Here we have specifics on "corrective justice." If you recall, this involves voluntary and involuntary transactions/interactions.
This type of justice also has to do with equality. But the proportion involved here is "arithmetic" (rather than the geometric one Aristotle proposes in Chapter 3).
This equation deals with lawfulness and harm done. It doesn't matter who's been hurt (or who does the hurting). If a wrong has been done, the law must address it.
It's the judge's job to make things right hereāto restore the balance of justice. He does this by punishing (i.e. inflicting loss on) a person who's gained in some way from unlawful action.
Aristotle wants to make sure we understand the terms "gain" and "loss" so that we can arrive at equality (which is the middle term here).
"Gain" = more of the good; "loss" = less of the good (or more of the bad).

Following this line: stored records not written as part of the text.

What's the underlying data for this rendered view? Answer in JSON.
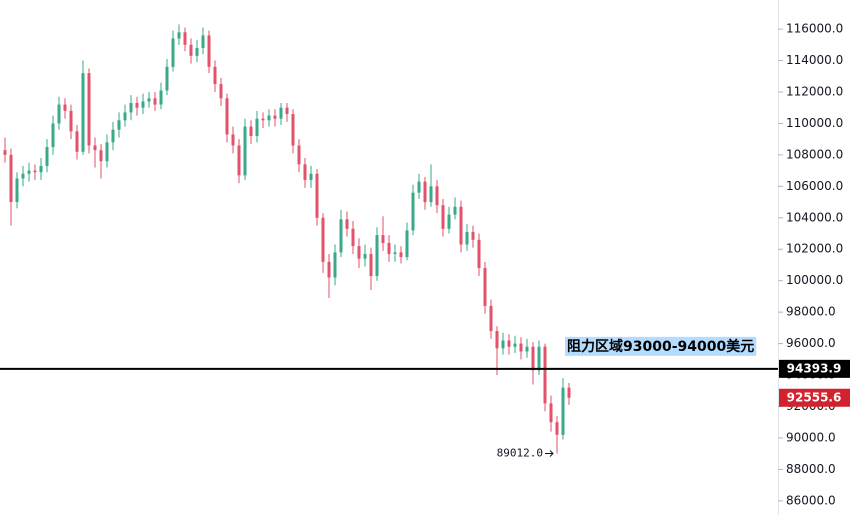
{
  "chart_data": {
    "type": "candlestick",
    "ylim": [
      85100,
      117850
    ],
    "yticks": [
      {
        "value": 86000,
        "label": "86000.0"
      },
      {
        "value": 88000,
        "label": "88000.0"
      },
      {
        "value": 90000,
        "label": "90000.0"
      },
      {
        "value": 92000,
        "label": "92000.0"
      },
      {
        "value": 94000,
        "label": "94000.0"
      },
      {
        "value": 96000,
        "label": "96000.0"
      },
      {
        "value": 98000,
        "label": "98000.0"
      },
      {
        "value": 100000,
        "label": "100000.0"
      },
      {
        "value": 102000,
        "label": "102000.0"
      },
      {
        "value": 104000,
        "label": "104000.0"
      },
      {
        "value": 106000,
        "label": "106000.0"
      },
      {
        "value": 108000,
        "label": "108000.0"
      },
      {
        "value": 110000,
        "label": "110000.0"
      },
      {
        "value": 112000,
        "label": "112000.0"
      },
      {
        "value": 114000,
        "label": "114000.0"
      },
      {
        "value": 116000,
        "label": "116000.0"
      }
    ],
    "up_color": "#3aa88a",
    "down_color": "#e0536a",
    "open": [
      108300,
      108000,
      105000,
      106500,
      106800,
      107000,
      106900,
      107300,
      108500,
      110000,
      111200,
      110800,
      109500,
      108200,
      113200,
      108600,
      108300,
      107600,
      108800,
      109600,
      110200,
      110700,
      111300,
      111000,
      111400,
      111600,
      111200,
      112100,
      113600,
      115400,
      115800,
      115000,
      114300,
      114800,
      115600,
      113600,
      112500,
      111600,
      109300,
      108600,
      106700,
      109800,
      109200,
      110300,
      110200,
      110500,
      110300,
      111000,
      110600,
      108600,
      107400,
      106400,
      106800,
      104000,
      101200,
      100200,
      101800,
      103900,
      103300,
      102200,
      101400,
      101700,
      100300,
      102900,
      102400,
      101700,
      101800,
      101500,
      103200,
      105600,
      106300,
      105000,
      106000,
      104800,
      103300,
      104200,
      104700,
      102300,
      103100,
      102600,
      100800,
      98400,
      96800,
      95700,
      96200,
      95800,
      96000,
      95500,
      95800,
      94300,
      95800,
      92200,
      91000,
      90200,
      93200
    ],
    "high": [
      109100,
      108400,
      106900,
      107300,
      107500,
      107400,
      107800,
      109000,
      110500,
      111700,
      111600,
      111200,
      109900,
      114000,
      113500,
      109100,
      108700,
      109300,
      110100,
      110700,
      111200,
      111800,
      111700,
      111900,
      112000,
      112000,
      112600,
      114100,
      115900,
      116300,
      116100,
      115400,
      115300,
      116100,
      115900,
      114000,
      112900,
      111900,
      109800,
      109000,
      110300,
      110200,
      110800,
      110700,
      110900,
      110900,
      111300,
      111300,
      110900,
      109000,
      107800,
      107300,
      107100,
      104300,
      101700,
      102300,
      104500,
      104400,
      103800,
      102700,
      102300,
      102100,
      103400,
      104100,
      102900,
      102300,
      102200,
      103700,
      106100,
      106800,
      106600,
      107400,
      106400,
      105200,
      104700,
      105300,
      105100,
      103600,
      103500,
      103000,
      101200,
      98800,
      97100,
      96700,
      96600,
      96500,
      96400,
      96300,
      96100,
      96200,
      96000,
      92700,
      91400,
      93800,
      93500
    ],
    "low": [
      107500,
      103500,
      104600,
      106000,
      106300,
      106400,
      106400,
      106900,
      108000,
      109600,
      110300,
      109000,
      107700,
      108000,
      108100,
      107200,
      106500,
      107200,
      108300,
      109100,
      109800,
      110200,
      110500,
      110600,
      111000,
      110800,
      110900,
      111800,
      113300,
      115000,
      114600,
      113800,
      113900,
      114400,
      113200,
      112000,
      111100,
      108800,
      108100,
      106200,
      106400,
      108700,
      108800,
      109700,
      109800,
      109800,
      109900,
      110100,
      108100,
      106900,
      105900,
      105900,
      103500,
      100500,
      98900,
      99700,
      101500,
      102800,
      101700,
      100800,
      100900,
      99400,
      100000,
      101900,
      101200,
      101200,
      101100,
      101300,
      102900,
      105200,
      104500,
      104700,
      104300,
      102800,
      103000,
      103900,
      101800,
      101900,
      102100,
      100300,
      97900,
      96300,
      94000,
      95300,
      95300,
      95400,
      95000,
      95100,
      93400,
      94000,
      91700,
      90400,
      89012,
      89900,
      92100
    ],
    "close": [
      108000,
      105000,
      106500,
      106800,
      107000,
      106900,
      107300,
      108500,
      110000,
      111200,
      110800,
      109500,
      108200,
      113200,
      108600,
      108300,
      107600,
      108800,
      109600,
      110200,
      110700,
      111300,
      111000,
      111400,
      111600,
      111200,
      112100,
      113600,
      115400,
      115800,
      115000,
      114300,
      114800,
      115600,
      113600,
      112500,
      111600,
      109300,
      108600,
      106700,
      109800,
      109200,
      110300,
      110200,
      110500,
      110300,
      111000,
      110600,
      108600,
      107400,
      106400,
      106800,
      104000,
      101200,
      100200,
      101800,
      103900,
      103300,
      102200,
      101400,
      101700,
      100300,
      102900,
      102400,
      101700,
      101800,
      101500,
      103200,
      105600,
      106300,
      105000,
      106000,
      104800,
      103300,
      104200,
      104700,
      102300,
      103100,
      102600,
      100800,
      98400,
      96800,
      95700,
      96200,
      95800,
      96000,
      95500,
      95800,
      94300,
      95800,
      92200,
      91000,
      90200,
      93200,
      92555.6
    ],
    "price_line": 94393.9,
    "last_price": 92555.6,
    "low_label": {
      "value": 89012,
      "label": "89012.0"
    },
    "annotation": "阻力区域93000-94000美元"
  }
}
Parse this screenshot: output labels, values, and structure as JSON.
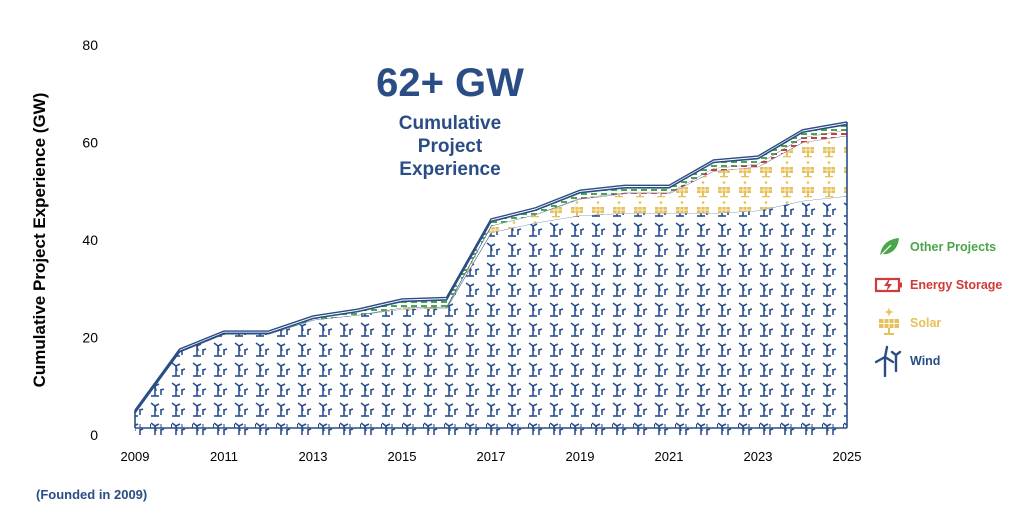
{
  "chart_data": {
    "type": "area",
    "title": "62+ GW",
    "subtitle": "Cumulative Project Experience",
    "xlabel": "",
    "ylabel": "Cumulative Project Experience (GW)",
    "x": [
      2009,
      2010,
      2011,
      2012,
      2013,
      2014,
      2015,
      2016,
      2017,
      2018,
      2019,
      2020,
      2021,
      2022,
      2023,
      2024,
      2025
    ],
    "x_tick_labels": [
      "2009",
      "2011",
      "2013",
      "2015",
      "2017",
      "2019",
      "2021",
      "2023",
      "2025"
    ],
    "y_tick_labels": [
      "0",
      "20",
      "40",
      "60",
      "80"
    ],
    "ylim": [
      0,
      80
    ],
    "xlim": [
      2009,
      2025
    ],
    "grid": false,
    "stacked": true,
    "legend_position": "right",
    "series": [
      {
        "name": "Wind",
        "color": "#2a4d85",
        "values": [
          4.5,
          17,
          20.7,
          20.7,
          23.6,
          24.6,
          25.8,
          26,
          41.5,
          43.5,
          45,
          45.5,
          45.5,
          45.5,
          46,
          48,
          49
        ]
      },
      {
        "name": "Solar",
        "color": "#e6c158",
        "values": [
          0,
          0,
          0,
          0,
          0,
          0,
          0.3,
          0.3,
          1.4,
          1.7,
          3.4,
          4,
          4,
          8.6,
          9,
          12,
          12.4
        ]
      },
      {
        "name": "Energy Storage",
        "color": "#d03a3a",
        "values": [
          0,
          0,
          0,
          0,
          0,
          0,
          0,
          0,
          0,
          0,
          0.2,
          0.2,
          0.2,
          0.6,
          0.6,
          1,
          1.2
        ]
      },
      {
        "name": "Other Projects",
        "color": "#4aa64a",
        "values": [
          0,
          0,
          0,
          0,
          0.2,
          0.6,
          1.2,
          1.3,
          0.8,
          0.8,
          1,
          0.9,
          0.9,
          1.1,
          1,
          1,
          1
        ]
      }
    ],
    "annotations": [
      "62+ GW",
      "Cumulative Project Experience",
      "(Founded in 2009)"
    ]
  },
  "callout": {
    "headline": "62+ GW",
    "line1": "Cumulative",
    "line2": "Project",
    "line3": "Experience"
  },
  "legend": [
    {
      "label": "Other Projects",
      "icon": "leaf-icon",
      "color": "#4aa64a"
    },
    {
      "label": "Energy Storage",
      "icon": "battery-icon",
      "color": "#d03a3a"
    },
    {
      "label": "Solar",
      "icon": "solar-panel-icon",
      "color": "#e6c158"
    },
    {
      "label": "Wind",
      "icon": "wind-turbine-icon",
      "color": "#2a4d85"
    }
  ],
  "footnote": "(Founded in 2009)"
}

To re-establish equilibrium, corrective justice seeks that middle place, which may mean inflicting loss on someone who has unrightfully gained something.
Aristotle says that people go to a judge to resolve their disputes because a judge should be "the just ensouled."
Their job is to find that place of equality to make things right.
Aristotle uses geometry again to illustrate how a judge restores equality in each of his cases.
If we think of a line that has been cut into unequal parts, imagine the judge as one who takes the excess from the larger line and adds it to the smaller line.
Aristotle provides a more precise arithmetical proportion to calculate by how much a larger line should be reduced to achieve equality.
Loss and gain belongs to voluntary transactions (i.e. business transactions, one that at least two parties can enter into voluntarily).
When we take only exactly what we've contributed, then we can say that we have neither lost nor gained.
Aristotle calls this just distribution: coming out with neither more nor less, but with your skin intact.